ECLI:NL:CRVB:2025:302
Centrale Raad van Beroep
- Hoger beroep
- Rechtspraak.nl
Beoordeling van de mate van arbeidsongeschiktheid van appellant door het Uwv
In deze zaak gaat het om de beoordeling van de mate van arbeidsongeschiktheid van appellant, vastgesteld door het Uwv op 72,24% per 2 augustus 2021. Appellant, die voorheen als offshore medewerker werkte, heeft zich ziekgemeld en ontving een WIA-uitkering. Hij betwist de vastgestelde mate van arbeidsongeschiktheid en stelt dat hij meer beperkingen heeft dan het Uwv heeft aangenomen. De Raad voor de Rechtspraak heeft de zaak behandeld en geconcludeerd dat het Uwv de arbeidsongeschiktheid correct heeft vastgesteld.
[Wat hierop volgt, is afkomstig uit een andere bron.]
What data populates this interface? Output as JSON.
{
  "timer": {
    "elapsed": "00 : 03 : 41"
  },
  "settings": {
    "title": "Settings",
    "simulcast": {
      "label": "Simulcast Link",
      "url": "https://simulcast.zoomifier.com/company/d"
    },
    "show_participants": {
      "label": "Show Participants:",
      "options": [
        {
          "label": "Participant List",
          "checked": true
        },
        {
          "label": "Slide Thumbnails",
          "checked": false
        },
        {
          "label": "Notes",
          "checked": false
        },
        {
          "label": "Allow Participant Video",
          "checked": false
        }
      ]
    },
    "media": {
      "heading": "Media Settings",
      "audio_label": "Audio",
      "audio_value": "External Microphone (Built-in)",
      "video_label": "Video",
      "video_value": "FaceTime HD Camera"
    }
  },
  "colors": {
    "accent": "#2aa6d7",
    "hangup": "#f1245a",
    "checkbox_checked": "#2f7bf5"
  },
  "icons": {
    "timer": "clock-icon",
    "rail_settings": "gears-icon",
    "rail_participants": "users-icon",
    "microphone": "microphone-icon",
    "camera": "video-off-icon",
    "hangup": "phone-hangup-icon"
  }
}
De rechtbank had eerder het beroep van appellant ongegrond verklaard, en de Raad onderschrijft dit oordeel. De Raad oordeelt dat het onderzoek door het Uwv zorgvuldig is uitgevoerd, ook al vond het spreekuurcontact via beeldbellen plaats. Appellant heeft aanvullende medische informatie overgelegd, maar deze biedt geen nieuwe inzichten die de eerdere vaststelling van de arbeidsongeschiktheid kunnen weerleggen. De Raad bevestigt de uitspraak van de rechtbank en de beslissing van het Uwv blijft in stand.